O y yo estamos ya sentados, entre ropas húmedas. Echo una ojeada a mi alrededor y mi radar se detiene pronto: colgando del retrovisor hay un ambientador con forma de pájaro. Sobre el salpicadero hay una pata de pájaro, quizá de gallo, como las que se usan para hacer vudú. En la ventana de mi izquierda hay una pegatina con un pájaro: ¿será del club de ornitólogos de Cracovia, de los amantes de los pájaros rumanos? Antes de ponerse el cinturón, el folla-grullas le enseña a su novia la cámara digital: en la pantalla aparece un árbol, el zoom acerca una rama y, finalmente, sobre la rama puede verse un pájaro.

Estoy a punto de explotar de la risa. Vaya par de tórtolos. Miro a O: también le han hecho gracia los motivos aviares.
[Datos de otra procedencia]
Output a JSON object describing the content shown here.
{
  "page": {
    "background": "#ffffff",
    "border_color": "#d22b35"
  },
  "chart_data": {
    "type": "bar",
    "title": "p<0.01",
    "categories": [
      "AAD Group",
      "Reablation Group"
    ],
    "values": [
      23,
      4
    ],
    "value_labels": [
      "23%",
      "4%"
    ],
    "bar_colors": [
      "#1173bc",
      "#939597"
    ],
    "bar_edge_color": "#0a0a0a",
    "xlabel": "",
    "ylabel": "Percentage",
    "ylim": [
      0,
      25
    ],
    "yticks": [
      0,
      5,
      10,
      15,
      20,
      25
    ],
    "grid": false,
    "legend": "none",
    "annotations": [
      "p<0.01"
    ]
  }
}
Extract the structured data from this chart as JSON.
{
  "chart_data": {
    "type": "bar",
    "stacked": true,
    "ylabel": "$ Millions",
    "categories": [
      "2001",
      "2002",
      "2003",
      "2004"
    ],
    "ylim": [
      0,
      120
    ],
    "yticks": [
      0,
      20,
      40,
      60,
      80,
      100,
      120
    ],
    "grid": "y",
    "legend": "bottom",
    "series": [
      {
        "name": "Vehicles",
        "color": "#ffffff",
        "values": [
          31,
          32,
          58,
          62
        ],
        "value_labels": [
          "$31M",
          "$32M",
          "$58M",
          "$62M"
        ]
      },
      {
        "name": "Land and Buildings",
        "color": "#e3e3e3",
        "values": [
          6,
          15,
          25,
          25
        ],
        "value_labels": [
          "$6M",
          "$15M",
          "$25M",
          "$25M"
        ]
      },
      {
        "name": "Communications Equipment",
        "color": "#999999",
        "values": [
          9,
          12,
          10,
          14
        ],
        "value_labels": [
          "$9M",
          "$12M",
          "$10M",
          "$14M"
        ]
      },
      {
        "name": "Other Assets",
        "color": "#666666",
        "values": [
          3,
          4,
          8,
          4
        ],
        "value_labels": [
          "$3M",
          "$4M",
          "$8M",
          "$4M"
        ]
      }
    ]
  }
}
Antes de que empecemos a reír, el folla-flamencos enciende el motor. Miro el reloj digital del coche: 07:15. El folla-albatros pone la marcha atrás y aprieta el pedal, bajamos de la acera de una sacudida, avanzamos raudamente, pero para en seco: viene un coche por detrás. Sin embargo, ya estamos en medio de la calle, así que el folla-águilas acelera de nuevo, la cruza marcha atrás, sube otro bordillo y ¡pum!

El folla-cuervos pone primera y vuelve a aparcar el coche. El coche arrastra algo. A través de la luna trasera, veo cómo el folla-codornices intenta levantarlo. En una versión surrealista de esta historia, el folla-faisanes estaría levantando el cadáver de una avestruz. Pero pronto asoma de nuevo arrastrando una señal de tráfico enorme, más alta que él, con una flecha azul, y cruza la calle hasta dejarla de nuevo en su sitio. Es una pena que volvamos dentro de una semana: ya no podremos sacarle una foto a la señal de tráfico desarraigada.

Al volver a entrar en el coche, el folla-gaviotas está nervioso. Vuelve a arrancar y nos ponemos en circulación sin colisionar con nada. El reloj digital marca las 7:20. La novia intenta calmar al novio. Pero su conducción denota su intranquilidad: conduce violentamente, apurando las frenadas, virando bruscamente. O quizá sólo se trate de una conducción demasiado viril, de alocado ornitólogo. Miro por la ventana para, cual avestruz escondiendo la cabeza en el hoyo, huir del peligro: pasamos por delante de la biblioteca de la Universidad Jagielónica, enfrente del Museo Nacional de Arte... Vuelvo a mirar hacia adelante y veo cómo estamos peligrosamente cerca de un coche negro como un cuervo. El reloj digital marca las 07:24.

La siguiente escena se desarrolla en uno o dos de esos segundos tan largos que demuestran que el tiempo es un chicle: el coche negro decide respetar un semáforo en rojo y echar el freno, así que, folla-lechuzas, te quedarás sin pájaros rumanos, porque no sabes lo que es la distancia de seguridad, folla-mochuelos, el suelo resbala por la lluvia y tu coche es una carraca, ya es inevitable, ui ui ui, nos agarramos bien, las ruedas chirrían presagiando el porrazo, nos ponemos cómodos, 5, 4, 3, 2, 1, y, bueno, ¡la próxima vez será, Rumanía!

* * *

En un párking cercano, el folla-pelícanos hizo el parte con el otro conductor. A nadie le pasó nada, quizá un poco de dolor en el estómago, por el cinturón de seguridad, o en la pierna, pero el pobre coche quedó hecho polvo: un faro roto, la matrícula plegada, el capó abollado. Así no podíamos cruzar la frontera, y quién sabe cuántos kilómetros aguantaría. Tampoco nos apetecía mucho jugarnos el pellejo con un conductor como el folla-gavilanes. Así que nos despedimos, nos fuimos andando del lugar del siniestro, nos orillamos al Vístula para observar los patos y los cisnes, y luego desayunamos unas cervezas.

Ningún pájaro ha sido dañado durante este viaje. Es más, ningún pájaro rumano será violado a causa de este viaje. No obstante, visto lo visto, la integridad de los polacos no puede ser garantizada.